The Prince William Health Department is making sure that it has enough vaccines for those who need their second dose and plan to honor all appointments before making new ones.

David said things could change at any minutes, and hopefully there will be more vaccines available that will allow them to schedule more appointments.

Other Means to Vaccination Appointments

The Prince William Health Department has reached out to community partners to have them administer the vaccines as well especially for employers, but it is not as widespread as they would like at this time, and they are not providing much information on those resources.

Prince William County Schools have made arrangements with INOVA Fairfax and NOVANT Health Systems to vaccinate its employees. Employees will receive notification with an instruction on how to schedule their appointments. While vaccines are supplied by the Prince William Health District, hospitals will take control of processing and administering those vaccinations and the registration system is separate as well.

The health department is reaching out to other agencies, schools and businesses to help them make appointments for their colleagues within the appropriate phase.

Those who have an opportunity to receive a vaccine quicker via their employer should cancel their preexisting appoints. The health department are makes available the exact amount needed per day. Thus far, everyone is showing up for their appointments.

Response to the Vaccine

Several volunteers work the check in stations moving people along quickly.

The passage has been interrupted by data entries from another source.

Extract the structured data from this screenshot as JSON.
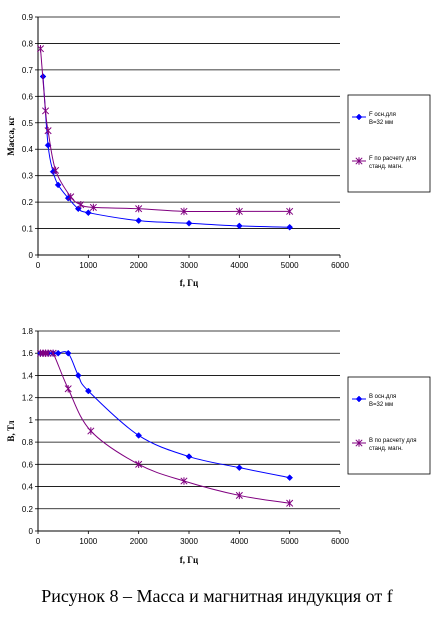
{
  "caption": "Рисунок 8 – Масса и магнитная индукция от f",
  "colors": {
    "series1": "#0000ff",
    "series2": "#800080"
  },
  "chart_data": [
    {
      "type": "line",
      "ylabel": "Масса, кг",
      "xlabel": "f, Гц",
      "xlim": [
        0,
        6000
      ],
      "ylim": [
        0,
        0.9
      ],
      "xticks": [
        0,
        1000,
        2000,
        3000,
        4000,
        5000,
        6000
      ],
      "yticks": [
        0,
        0.1,
        0.2,
        0.3,
        0.4,
        0.5,
        0.6,
        0.7,
        0.8,
        0.9
      ],
      "grid": "horizontal",
      "legend": "right",
      "series": [
        {
          "name": "F осн.для B=32 мм",
          "marker": "diamond",
          "x": [
            100,
            200,
            300,
            400,
            600,
            800,
            1000,
            2000,
            3000,
            4000,
            5000
          ],
          "y": [
            0.675,
            0.415,
            0.315,
            0.265,
            0.215,
            0.175,
            0.16,
            0.13,
            0.12,
            0.11,
            0.105
          ]
        },
        {
          "name": "F по расчету для станд. магн.",
          "marker": "star",
          "x": [
            50,
            150,
            200,
            350,
            650,
            850,
            1100,
            2000,
            2900,
            4000,
            5000
          ],
          "y": [
            0.78,
            0.545,
            0.47,
            0.32,
            0.22,
            0.19,
            0.18,
            0.175,
            0.165,
            0.165,
            0.165
          ]
        }
      ]
    },
    {
      "type": "line",
      "ylabel": "B, Тл",
      "xlabel": "f, Гц",
      "xlim": [
        0,
        6000
      ],
      "ylim": [
        0,
        1.8
      ],
      "xticks": [
        0,
        1000,
        2000,
        3000,
        4000,
        5000,
        6000
      ],
      "yticks": [
        0,
        0.2,
        0.4,
        0.6,
        0.8,
        1.0,
        1.2,
        1.4,
        1.6,
        1.8
      ],
      "grid": "horizontal",
      "legend": "right",
      "series": [
        {
          "name": "B осн.для B=32 мм",
          "marker": "diamond",
          "x": [
            50,
            100,
            200,
            300,
            400,
            600,
            800,
            1000,
            2000,
            3000,
            4000,
            5000
          ],
          "y": [
            1.6,
            1.6,
            1.6,
            1.6,
            1.6,
            1.6,
            1.4,
            1.26,
            0.86,
            0.67,
            0.57,
            0.48
          ]
        },
        {
          "name": "B по расчету для станд. магн.",
          "marker": "star",
          "x": [
            50,
            100,
            150,
            200,
            300,
            600,
            1050,
            2000,
            2900,
            4000,
            5000
          ],
          "y": [
            1.6,
            1.6,
            1.6,
            1.6,
            1.6,
            1.28,
            0.9,
            0.6,
            0.45,
            0.32,
            0.25
          ]
        }
      ]
    }
  ]
}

Due to HIPAA [Health Information Protection and Accountability Act], media was not allowed to witness people receiving the vaccination within at the facility. However, outside the Beacon Building, was a short line of grateful people waiting to check in to receive their COVID-19 vaccines.

Amy, a local teacher from Alexandria, made her appointment over a week ago, and felt extremely fortunate to be getting her shot. “I’m tearful all day for a lot of reasons,” she said, referring the Presidential Inauguration. “It’s a great day to get a shot. A lot of tears.”

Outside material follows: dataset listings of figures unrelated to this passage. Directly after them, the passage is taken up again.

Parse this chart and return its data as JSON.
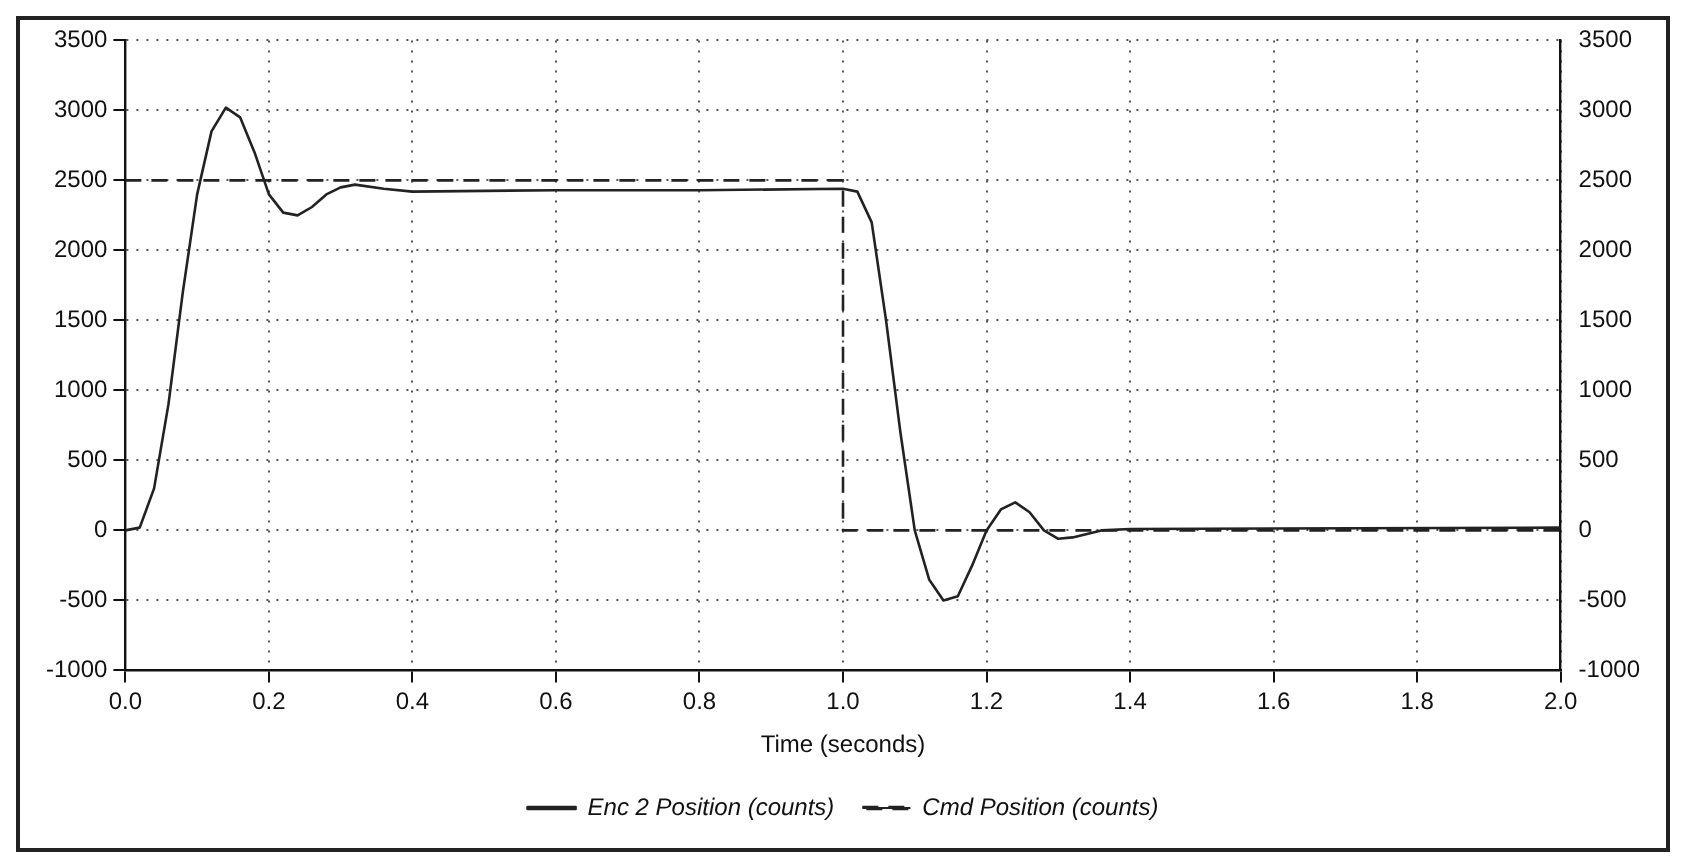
{
  "chart_data": {
    "type": "line",
    "xlabel": "Time (seconds)",
    "xlim": [
      0,
      2
    ],
    "xticks": [
      {
        "value": 0,
        "label": "0.0"
      },
      {
        "value": 0.2,
        "label": "0.2"
      },
      {
        "value": 0.4,
        "label": "0.4"
      },
      {
        "value": 0.6,
        "label": "0.6"
      },
      {
        "value": 0.8,
        "label": "0.8"
      },
      {
        "value": 1,
        "label": "1.0"
      },
      {
        "value": 1.2,
        "label": "1.2"
      },
      {
        "value": 1.4,
        "label": "1.4"
      },
      {
        "value": 1.6,
        "label": "1.6"
      },
      {
        "value": 1.8,
        "label": "1.8"
      },
      {
        "value": 2,
        "label": "2.0"
      }
    ],
    "ylim": [
      -1000,
      3500
    ],
    "yticks": [
      -1000,
      -500,
      0,
      500,
      1000,
      1500,
      2000,
      2500,
      3000,
      3500
    ],
    "y2lim": [
      -1000,
      3500
    ],
    "y2ticks": [
      -1000,
      -500,
      0,
      500,
      1000,
      1500,
      2000,
      2500,
      3000,
      3500
    ],
    "grid": true,
    "legend": "bottom",
    "marker": "none",
    "series": [
      {
        "name": "Enc 2 Position (counts)",
        "color": "#222222",
        "line_style": "solid",
        "x": [
          0,
          0.02,
          0.04,
          0.06,
          0.08,
          0.1,
          0.12,
          0.14,
          0.16,
          0.18,
          0.2,
          0.22,
          0.24,
          0.26,
          0.28,
          0.3,
          0.32,
          0.36,
          0.4,
          0.6,
          0.8,
          1.0,
          1.02,
          1.04,
          1.06,
          1.08,
          1.1,
          1.12,
          1.14,
          1.16,
          1.18,
          1.2,
          1.22,
          1.24,
          1.26,
          1.28,
          1.3,
          1.32,
          1.36,
          1.4,
          2.0
        ],
        "values": [
          0,
          20,
          300,
          900,
          1700,
          2400,
          2850,
          3020,
          2950,
          2700,
          2400,
          2270,
          2250,
          2310,
          2400,
          2450,
          2470,
          2440,
          2420,
          2430,
          2430,
          2440,
          2420,
          2200,
          1500,
          700,
          0,
          -350,
          -500,
          -470,
          -250,
          0,
          150,
          200,
          130,
          0,
          -60,
          -50,
          0,
          10,
          20
        ]
      },
      {
        "name": "Cmd Position (counts)",
        "color": "#222222",
        "line_style": "dashed",
        "x": [
          0,
          1.0,
          1.0,
          2.0
        ],
        "values": [
          2500,
          2500,
          0,
          0
        ]
      }
    ]
  }
}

Bob Gramm of Haymarket qualified based on being a senior. He also felt very fortunate. “It’s been a long time coming,” but believes that the health department moved “very fast,” since he made an appointment just nine days prior. “I wish everybody had them.”

Both the Moderna and Pfizer vaccines require two does weeks apart. Stewart warns that even after receiving the vaccine experts believe people can still spread the virus. Everyone needs to continue to wear their masks, social distance and wash their hands. COVID-19 is a big threat and the vaccine is one way to deal with it, but people must keep precautionary measures in place.